Knin is a historical town in the Šibenik-Knin county of Croatia, located near the source of the river Krka, in the Dalmatian hinterland, on the railroad Zagreb–Split. Knin rose to prominence twice in history, as a one-time capital of both the Kingdom of Croatia and briefly of the Republic of Serbian Krajina.
The city is of extreme importance for infrastructural reasons, as the railroads from the rest of Dalmatia and its cities of Zadar, Split and Šibenik pass through Knin, going north to the capital city of Croatia, Zagreb. Knin is mentioned for the first time in the 10th century in the history of Constantine Porphyrogenitus as the centre of a parish. A Croatian diocese of Knin was founded 1040 and its jurisdiction extended to the Drava river, with the "Croatian bishop" at its head.

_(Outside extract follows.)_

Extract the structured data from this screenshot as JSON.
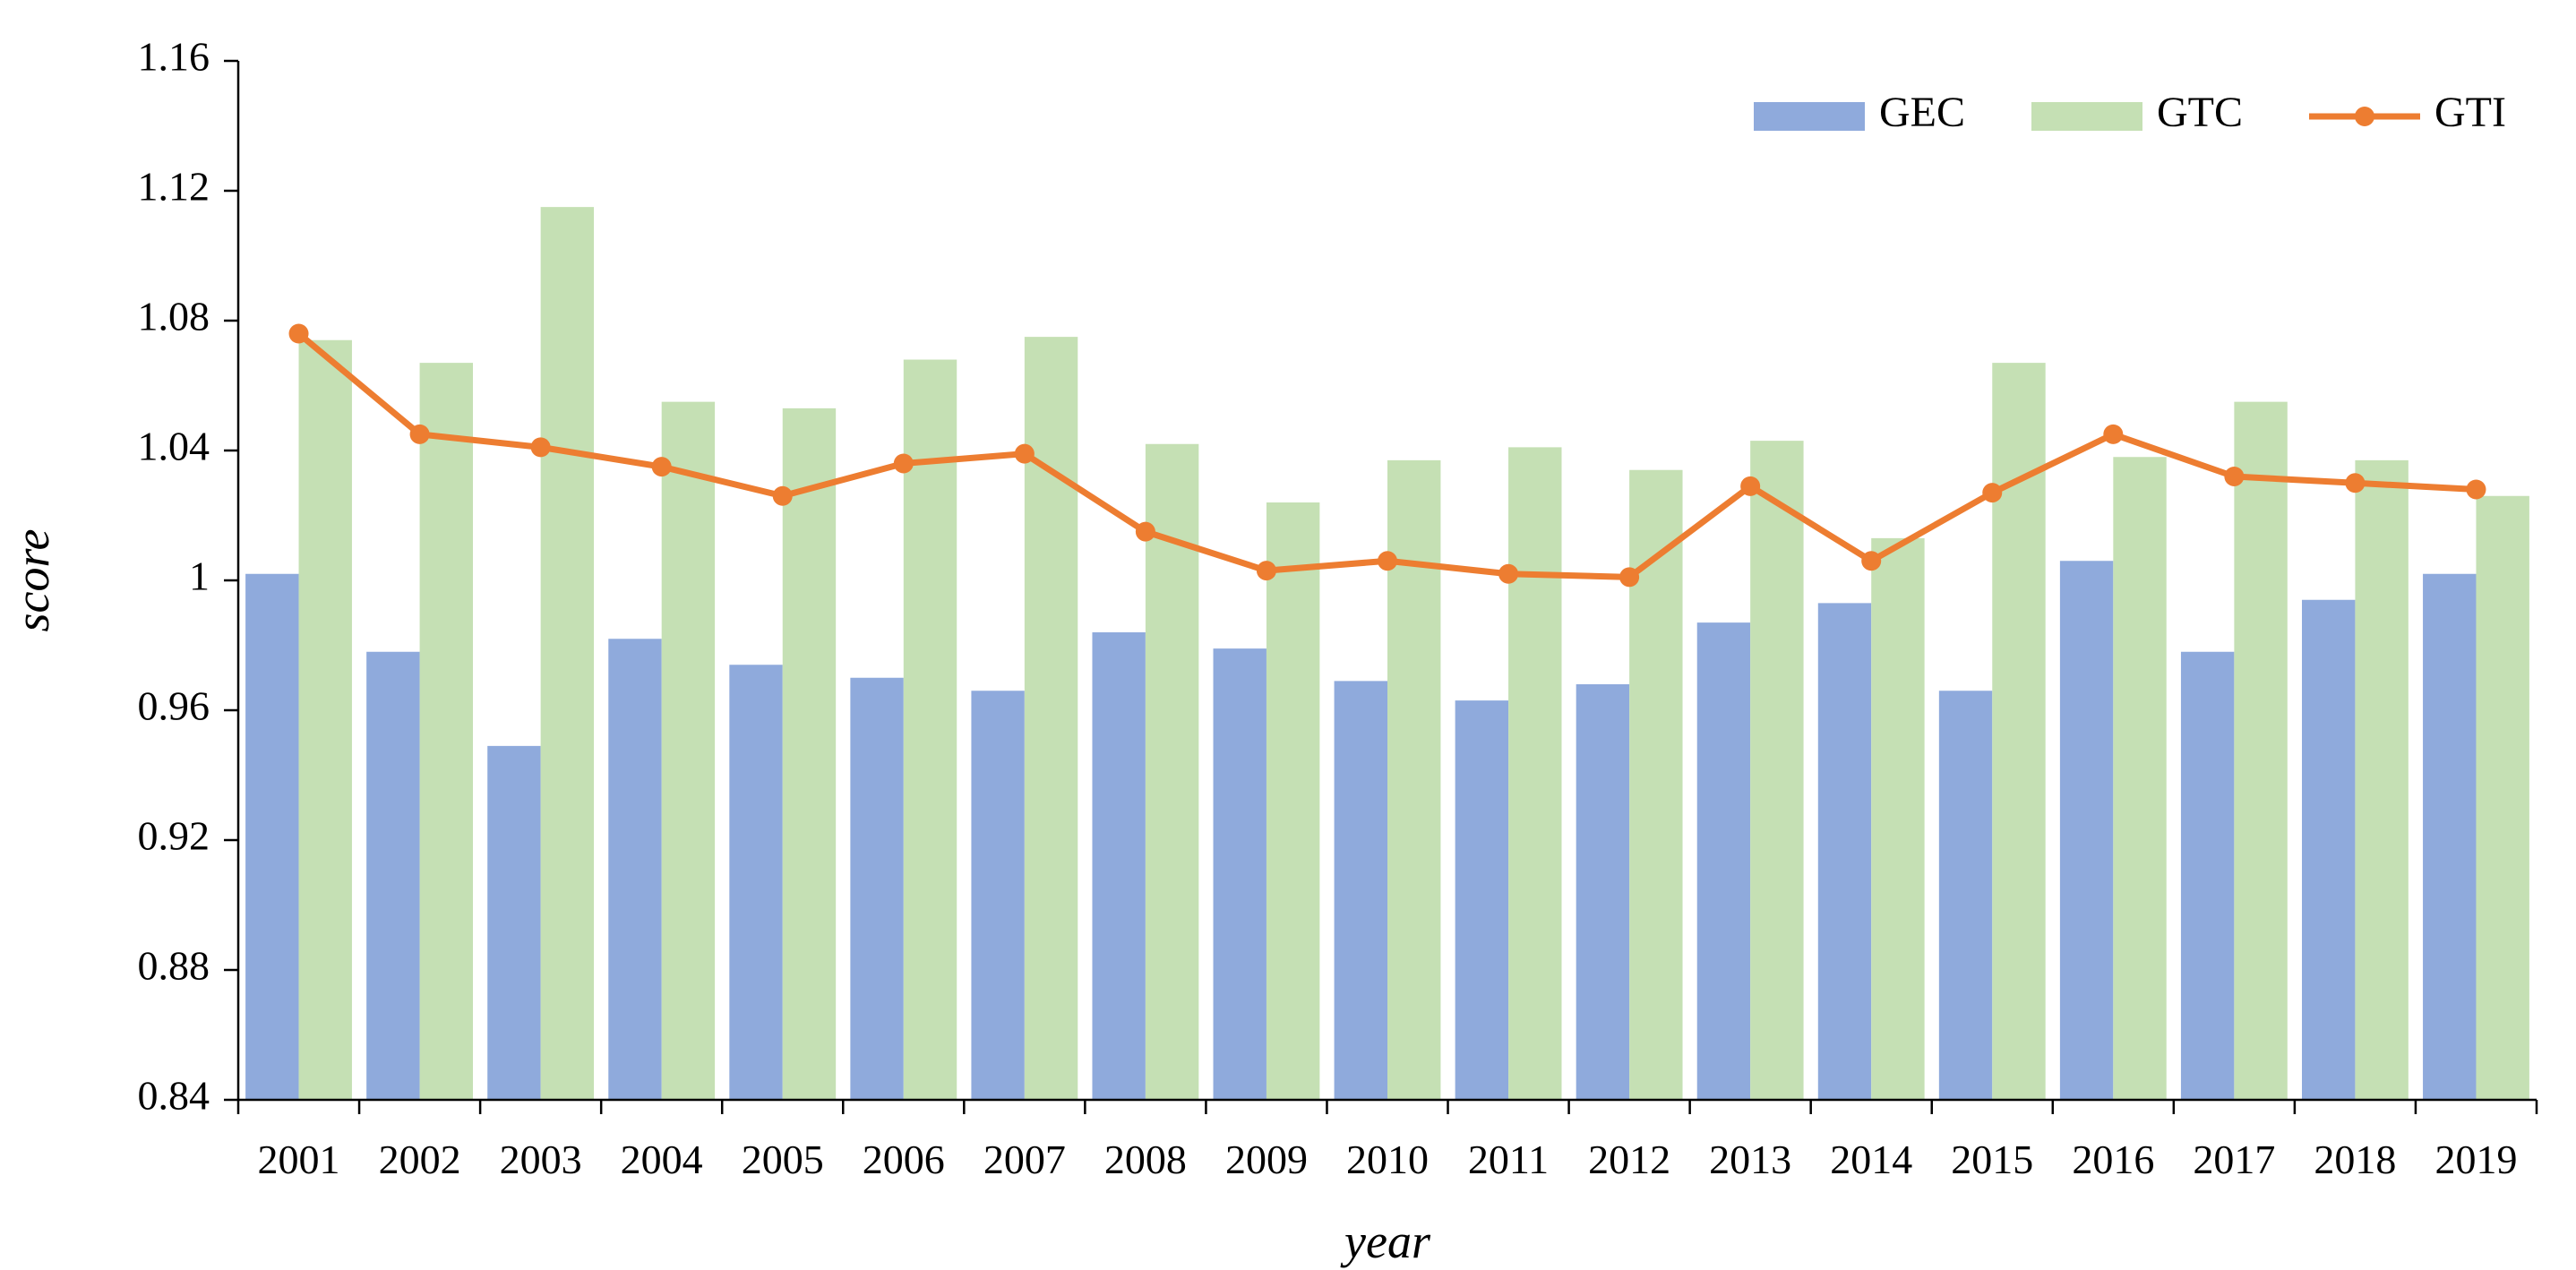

Knin was also the capital of the Kingdom of Croatia around 1080 during the rule of King Dmitar Zvonimir. At the entrance of Knin, the town sign has an inscription stating "Welcome to Knin, town of King Dmitar Zvonimir". This heritage has led to Knin being known as the "City of Croatian Kings" or "Zvonimir's City" (Zvonimirov grad). Between the 10th and the 13th century, Knin was a notable military fort.
The huge 10th century medieval Knin Fortress on Mt. Spas dominates the centre of town, and its present aspect dates back to the beginning of the 18th century. It is one of the largest fortification buildings in Dalmatia and is divided into the upper, middle and lower town, connected by drawbridges.